Swedish online political magazine

OmVärlden (Around the World) is an online magazine based in Stockholm, Sweden, which focuses on global affairs and international politics. The magazine had a print edition until December 2014 when it went on online-only format. OmVärlden is financed by Sida, the Swedish Development Cooperation Agency, but fully independent with the editor-in-chief responsible under Swedish press laws.

==History and profile==
The magazine was established in 1970 under the name Rapport från Sida (Swedish: Report from Sida). Its goal was to provide information about development cooperation and its effects on different societies. The magazine was renamed as SIDA Rapport (Swedish: Sida Report) in 1985, and its mission was reported to provide a forum for free debate.

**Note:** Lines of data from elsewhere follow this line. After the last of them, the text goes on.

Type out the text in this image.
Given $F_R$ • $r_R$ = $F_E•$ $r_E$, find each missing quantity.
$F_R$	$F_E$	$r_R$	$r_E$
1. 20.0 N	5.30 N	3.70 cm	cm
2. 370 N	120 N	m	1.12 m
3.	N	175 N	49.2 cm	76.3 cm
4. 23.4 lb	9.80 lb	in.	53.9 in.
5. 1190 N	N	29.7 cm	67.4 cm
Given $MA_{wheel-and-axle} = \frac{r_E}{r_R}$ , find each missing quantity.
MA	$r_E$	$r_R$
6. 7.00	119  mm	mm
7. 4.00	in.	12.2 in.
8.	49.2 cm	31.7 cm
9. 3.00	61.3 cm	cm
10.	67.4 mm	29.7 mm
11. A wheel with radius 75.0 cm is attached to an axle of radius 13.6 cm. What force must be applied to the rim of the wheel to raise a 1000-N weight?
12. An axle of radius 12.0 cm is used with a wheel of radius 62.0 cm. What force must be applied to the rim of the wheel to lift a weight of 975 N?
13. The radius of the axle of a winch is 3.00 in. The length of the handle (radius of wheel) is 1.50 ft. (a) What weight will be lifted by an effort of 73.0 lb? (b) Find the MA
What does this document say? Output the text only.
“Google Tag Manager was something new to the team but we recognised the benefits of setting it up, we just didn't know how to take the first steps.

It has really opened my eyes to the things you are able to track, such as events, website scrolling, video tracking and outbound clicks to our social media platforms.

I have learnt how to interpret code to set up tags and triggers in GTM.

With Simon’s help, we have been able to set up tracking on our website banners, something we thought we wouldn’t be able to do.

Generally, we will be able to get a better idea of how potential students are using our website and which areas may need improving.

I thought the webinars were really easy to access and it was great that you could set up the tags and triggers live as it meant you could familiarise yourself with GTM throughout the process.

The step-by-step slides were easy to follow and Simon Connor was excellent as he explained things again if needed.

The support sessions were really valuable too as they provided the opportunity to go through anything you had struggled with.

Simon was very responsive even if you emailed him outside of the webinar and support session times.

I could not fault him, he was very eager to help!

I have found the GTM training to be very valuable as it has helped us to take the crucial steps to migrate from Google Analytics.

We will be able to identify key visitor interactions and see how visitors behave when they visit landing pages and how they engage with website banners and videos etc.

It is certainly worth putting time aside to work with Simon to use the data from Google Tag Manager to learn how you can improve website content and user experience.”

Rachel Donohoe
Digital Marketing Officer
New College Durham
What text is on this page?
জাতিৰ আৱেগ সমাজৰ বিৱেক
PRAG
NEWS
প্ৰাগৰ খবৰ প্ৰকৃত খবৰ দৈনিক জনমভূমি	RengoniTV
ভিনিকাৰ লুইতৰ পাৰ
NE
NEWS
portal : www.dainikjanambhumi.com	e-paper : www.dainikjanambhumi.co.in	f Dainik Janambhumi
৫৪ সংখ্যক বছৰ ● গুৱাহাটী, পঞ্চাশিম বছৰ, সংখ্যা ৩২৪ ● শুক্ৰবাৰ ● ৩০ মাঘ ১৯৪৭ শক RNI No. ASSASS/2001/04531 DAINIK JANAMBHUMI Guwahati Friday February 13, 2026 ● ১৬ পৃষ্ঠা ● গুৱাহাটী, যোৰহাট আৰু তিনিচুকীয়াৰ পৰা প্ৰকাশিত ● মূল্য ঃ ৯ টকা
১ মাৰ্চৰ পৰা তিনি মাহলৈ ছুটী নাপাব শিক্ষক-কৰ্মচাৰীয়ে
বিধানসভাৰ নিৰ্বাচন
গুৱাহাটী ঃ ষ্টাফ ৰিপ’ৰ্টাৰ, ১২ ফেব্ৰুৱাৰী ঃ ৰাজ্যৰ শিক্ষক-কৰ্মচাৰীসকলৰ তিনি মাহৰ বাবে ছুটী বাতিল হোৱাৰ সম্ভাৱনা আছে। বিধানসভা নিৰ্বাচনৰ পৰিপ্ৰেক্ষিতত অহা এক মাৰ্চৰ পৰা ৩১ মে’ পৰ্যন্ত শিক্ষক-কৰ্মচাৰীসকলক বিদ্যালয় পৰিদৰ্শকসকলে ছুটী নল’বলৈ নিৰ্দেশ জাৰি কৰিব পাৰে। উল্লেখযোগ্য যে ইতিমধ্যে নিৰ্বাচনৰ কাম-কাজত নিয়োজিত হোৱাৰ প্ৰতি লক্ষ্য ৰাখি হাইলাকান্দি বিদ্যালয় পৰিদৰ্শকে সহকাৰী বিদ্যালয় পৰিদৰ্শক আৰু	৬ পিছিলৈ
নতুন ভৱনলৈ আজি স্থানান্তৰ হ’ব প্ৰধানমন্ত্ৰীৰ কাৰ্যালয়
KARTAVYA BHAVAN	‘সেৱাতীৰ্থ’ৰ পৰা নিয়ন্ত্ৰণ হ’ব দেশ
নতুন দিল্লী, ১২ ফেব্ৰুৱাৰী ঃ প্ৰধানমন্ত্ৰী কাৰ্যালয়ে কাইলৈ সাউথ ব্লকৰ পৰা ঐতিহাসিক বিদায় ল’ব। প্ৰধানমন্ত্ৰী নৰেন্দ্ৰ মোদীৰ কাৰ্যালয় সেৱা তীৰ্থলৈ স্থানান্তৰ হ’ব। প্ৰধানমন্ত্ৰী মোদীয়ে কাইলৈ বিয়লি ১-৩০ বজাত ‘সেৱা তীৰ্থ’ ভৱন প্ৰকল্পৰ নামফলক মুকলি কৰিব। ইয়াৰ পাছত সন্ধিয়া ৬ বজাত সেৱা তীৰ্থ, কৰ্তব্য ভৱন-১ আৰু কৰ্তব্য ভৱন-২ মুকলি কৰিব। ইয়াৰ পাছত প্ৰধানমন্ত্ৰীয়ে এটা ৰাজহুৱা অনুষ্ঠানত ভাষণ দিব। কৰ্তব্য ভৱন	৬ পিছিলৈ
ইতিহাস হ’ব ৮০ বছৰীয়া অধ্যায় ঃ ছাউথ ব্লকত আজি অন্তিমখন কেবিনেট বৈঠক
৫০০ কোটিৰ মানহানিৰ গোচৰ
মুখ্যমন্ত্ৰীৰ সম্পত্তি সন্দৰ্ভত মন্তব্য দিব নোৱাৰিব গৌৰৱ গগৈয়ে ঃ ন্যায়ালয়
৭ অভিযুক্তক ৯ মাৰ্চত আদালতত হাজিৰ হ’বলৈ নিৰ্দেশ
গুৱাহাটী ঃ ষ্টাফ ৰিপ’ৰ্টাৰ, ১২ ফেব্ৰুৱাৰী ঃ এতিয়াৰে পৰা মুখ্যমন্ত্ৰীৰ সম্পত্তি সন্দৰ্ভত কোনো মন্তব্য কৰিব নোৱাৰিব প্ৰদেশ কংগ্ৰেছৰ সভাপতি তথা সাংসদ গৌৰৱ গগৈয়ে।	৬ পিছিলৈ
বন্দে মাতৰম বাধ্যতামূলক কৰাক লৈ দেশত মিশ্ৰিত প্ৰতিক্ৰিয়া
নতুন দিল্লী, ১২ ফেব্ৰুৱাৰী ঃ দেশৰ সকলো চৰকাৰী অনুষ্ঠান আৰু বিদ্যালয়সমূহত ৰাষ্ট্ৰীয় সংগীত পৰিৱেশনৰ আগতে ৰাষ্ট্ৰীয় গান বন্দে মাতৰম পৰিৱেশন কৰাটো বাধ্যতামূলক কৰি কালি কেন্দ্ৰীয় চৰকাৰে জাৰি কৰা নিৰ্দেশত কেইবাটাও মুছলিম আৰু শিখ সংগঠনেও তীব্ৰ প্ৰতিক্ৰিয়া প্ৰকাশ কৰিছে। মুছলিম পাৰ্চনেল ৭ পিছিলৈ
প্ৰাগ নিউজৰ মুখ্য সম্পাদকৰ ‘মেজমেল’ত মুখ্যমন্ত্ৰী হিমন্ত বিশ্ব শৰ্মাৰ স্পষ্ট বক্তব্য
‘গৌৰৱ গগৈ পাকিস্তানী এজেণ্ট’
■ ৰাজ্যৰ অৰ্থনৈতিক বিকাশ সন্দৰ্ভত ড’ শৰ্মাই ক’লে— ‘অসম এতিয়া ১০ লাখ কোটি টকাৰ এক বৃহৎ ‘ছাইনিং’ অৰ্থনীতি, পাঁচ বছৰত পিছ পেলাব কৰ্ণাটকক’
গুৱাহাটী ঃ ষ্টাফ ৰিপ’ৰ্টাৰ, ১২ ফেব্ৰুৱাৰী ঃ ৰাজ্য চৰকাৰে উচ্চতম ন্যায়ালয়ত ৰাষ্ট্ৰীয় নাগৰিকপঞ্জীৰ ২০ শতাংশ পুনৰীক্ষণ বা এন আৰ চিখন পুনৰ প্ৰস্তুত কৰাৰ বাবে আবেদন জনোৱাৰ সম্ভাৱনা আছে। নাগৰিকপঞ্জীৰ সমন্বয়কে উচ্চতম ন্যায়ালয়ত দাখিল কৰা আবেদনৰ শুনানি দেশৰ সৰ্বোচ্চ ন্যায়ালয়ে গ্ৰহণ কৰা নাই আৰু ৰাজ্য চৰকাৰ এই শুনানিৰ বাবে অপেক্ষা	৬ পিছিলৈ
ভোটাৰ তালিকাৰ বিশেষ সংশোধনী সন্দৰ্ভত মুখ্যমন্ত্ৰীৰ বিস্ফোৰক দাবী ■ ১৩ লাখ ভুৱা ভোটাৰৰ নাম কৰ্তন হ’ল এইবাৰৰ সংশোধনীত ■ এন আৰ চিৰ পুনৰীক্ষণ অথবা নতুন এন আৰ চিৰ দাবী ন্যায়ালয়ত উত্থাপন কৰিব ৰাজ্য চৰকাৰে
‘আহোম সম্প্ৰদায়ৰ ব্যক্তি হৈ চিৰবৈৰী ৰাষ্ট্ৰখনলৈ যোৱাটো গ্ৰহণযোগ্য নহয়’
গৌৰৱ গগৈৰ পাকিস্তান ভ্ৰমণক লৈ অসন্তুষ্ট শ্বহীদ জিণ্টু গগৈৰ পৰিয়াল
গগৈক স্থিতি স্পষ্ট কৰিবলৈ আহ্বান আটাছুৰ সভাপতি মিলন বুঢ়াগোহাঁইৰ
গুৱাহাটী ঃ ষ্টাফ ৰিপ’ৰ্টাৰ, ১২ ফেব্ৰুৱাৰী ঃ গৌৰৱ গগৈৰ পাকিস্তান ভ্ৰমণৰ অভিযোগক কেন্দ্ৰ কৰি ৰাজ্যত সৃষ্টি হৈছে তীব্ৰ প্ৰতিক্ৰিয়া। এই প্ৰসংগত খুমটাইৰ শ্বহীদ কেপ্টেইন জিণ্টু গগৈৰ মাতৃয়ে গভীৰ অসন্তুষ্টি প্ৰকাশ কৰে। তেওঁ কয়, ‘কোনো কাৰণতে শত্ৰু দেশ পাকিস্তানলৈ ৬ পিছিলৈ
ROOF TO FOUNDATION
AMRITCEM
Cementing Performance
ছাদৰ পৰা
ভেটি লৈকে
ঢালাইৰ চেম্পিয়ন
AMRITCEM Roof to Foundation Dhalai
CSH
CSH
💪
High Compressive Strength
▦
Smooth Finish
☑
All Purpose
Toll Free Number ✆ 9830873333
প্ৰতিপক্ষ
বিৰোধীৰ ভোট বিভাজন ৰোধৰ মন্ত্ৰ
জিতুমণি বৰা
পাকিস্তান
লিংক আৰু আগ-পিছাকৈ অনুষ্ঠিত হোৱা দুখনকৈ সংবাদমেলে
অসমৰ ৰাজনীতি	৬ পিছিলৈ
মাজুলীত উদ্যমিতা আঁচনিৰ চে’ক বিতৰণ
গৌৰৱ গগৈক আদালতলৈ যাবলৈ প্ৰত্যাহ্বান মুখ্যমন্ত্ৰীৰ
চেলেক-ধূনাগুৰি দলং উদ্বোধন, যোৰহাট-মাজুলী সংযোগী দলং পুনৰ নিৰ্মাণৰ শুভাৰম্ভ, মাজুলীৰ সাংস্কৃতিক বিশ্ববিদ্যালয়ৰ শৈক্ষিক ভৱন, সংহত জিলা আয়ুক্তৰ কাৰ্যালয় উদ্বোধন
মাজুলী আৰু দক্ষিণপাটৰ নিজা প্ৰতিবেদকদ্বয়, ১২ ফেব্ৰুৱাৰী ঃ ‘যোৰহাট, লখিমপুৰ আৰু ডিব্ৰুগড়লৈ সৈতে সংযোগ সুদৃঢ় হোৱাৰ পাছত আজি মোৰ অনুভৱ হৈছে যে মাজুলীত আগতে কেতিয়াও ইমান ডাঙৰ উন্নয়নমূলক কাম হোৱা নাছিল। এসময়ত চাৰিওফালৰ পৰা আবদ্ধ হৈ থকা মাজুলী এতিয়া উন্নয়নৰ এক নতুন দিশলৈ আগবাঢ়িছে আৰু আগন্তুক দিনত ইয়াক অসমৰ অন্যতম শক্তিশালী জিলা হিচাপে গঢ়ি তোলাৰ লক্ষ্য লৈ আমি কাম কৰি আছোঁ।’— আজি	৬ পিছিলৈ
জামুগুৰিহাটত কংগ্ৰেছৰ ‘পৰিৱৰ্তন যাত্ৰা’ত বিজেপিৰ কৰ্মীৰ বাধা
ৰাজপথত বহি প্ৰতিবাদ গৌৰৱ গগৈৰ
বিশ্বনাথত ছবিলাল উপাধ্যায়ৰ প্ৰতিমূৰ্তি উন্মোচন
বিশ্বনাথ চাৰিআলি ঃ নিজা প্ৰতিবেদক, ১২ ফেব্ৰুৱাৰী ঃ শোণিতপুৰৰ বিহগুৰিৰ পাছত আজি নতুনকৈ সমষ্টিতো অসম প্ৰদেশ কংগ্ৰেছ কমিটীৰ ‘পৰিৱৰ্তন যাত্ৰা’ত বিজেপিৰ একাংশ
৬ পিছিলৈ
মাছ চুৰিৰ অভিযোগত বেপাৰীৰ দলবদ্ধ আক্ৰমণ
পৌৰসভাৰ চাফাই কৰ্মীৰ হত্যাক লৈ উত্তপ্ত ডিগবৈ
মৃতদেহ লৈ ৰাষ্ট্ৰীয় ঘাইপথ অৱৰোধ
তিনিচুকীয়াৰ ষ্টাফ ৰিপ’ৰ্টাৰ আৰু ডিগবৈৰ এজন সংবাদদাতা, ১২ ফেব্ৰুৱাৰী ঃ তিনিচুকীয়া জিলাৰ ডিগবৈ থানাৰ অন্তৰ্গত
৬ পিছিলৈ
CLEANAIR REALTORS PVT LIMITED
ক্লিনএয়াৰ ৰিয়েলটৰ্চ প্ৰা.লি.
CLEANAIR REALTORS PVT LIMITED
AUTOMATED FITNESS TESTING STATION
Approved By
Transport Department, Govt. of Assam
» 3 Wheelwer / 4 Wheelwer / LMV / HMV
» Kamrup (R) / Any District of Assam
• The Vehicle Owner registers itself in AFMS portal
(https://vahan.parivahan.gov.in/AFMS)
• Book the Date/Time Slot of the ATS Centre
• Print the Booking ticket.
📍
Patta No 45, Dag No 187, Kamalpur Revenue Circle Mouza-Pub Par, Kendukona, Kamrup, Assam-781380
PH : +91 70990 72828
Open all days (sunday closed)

In 1994 its title was changed as OmVärlden. The Swedish International Development Cooperation Agency (Sida) was the owner of the magazine. The former publishers of the magazine were Global Reporting and Arenagruppen. Previously Erik Halkjaer, Anki Wood, Jesper Bengtsson served as the editor-in-chief of the magazine. Bengtsson was appointed to the post in 2010. Ylva Johnson and Jöran Hök also served as editors-in-chief. Swedish journalist Karin Alfredsson is among the former contributors. The magazine covers articles concerning global affairs and global development.

In November 2014 Sida announced that OmVärlden would go on online, and from December 2014 the magazine continued in this format. Intellecta Corporate took over OmVärlden in January 2015. Erik Halkjaer was named the editor-in-chief of the magazine in 2015. In January 2016 Global Reporting once again took over the publishing of OmVärlden with Ylva Bergman as editor-in-chief between 2016 and 2020 and developed the journalism online with several noteworthy investigative reports, constructive journalism and multi-dimensional perspectives that increased its reach by 180%.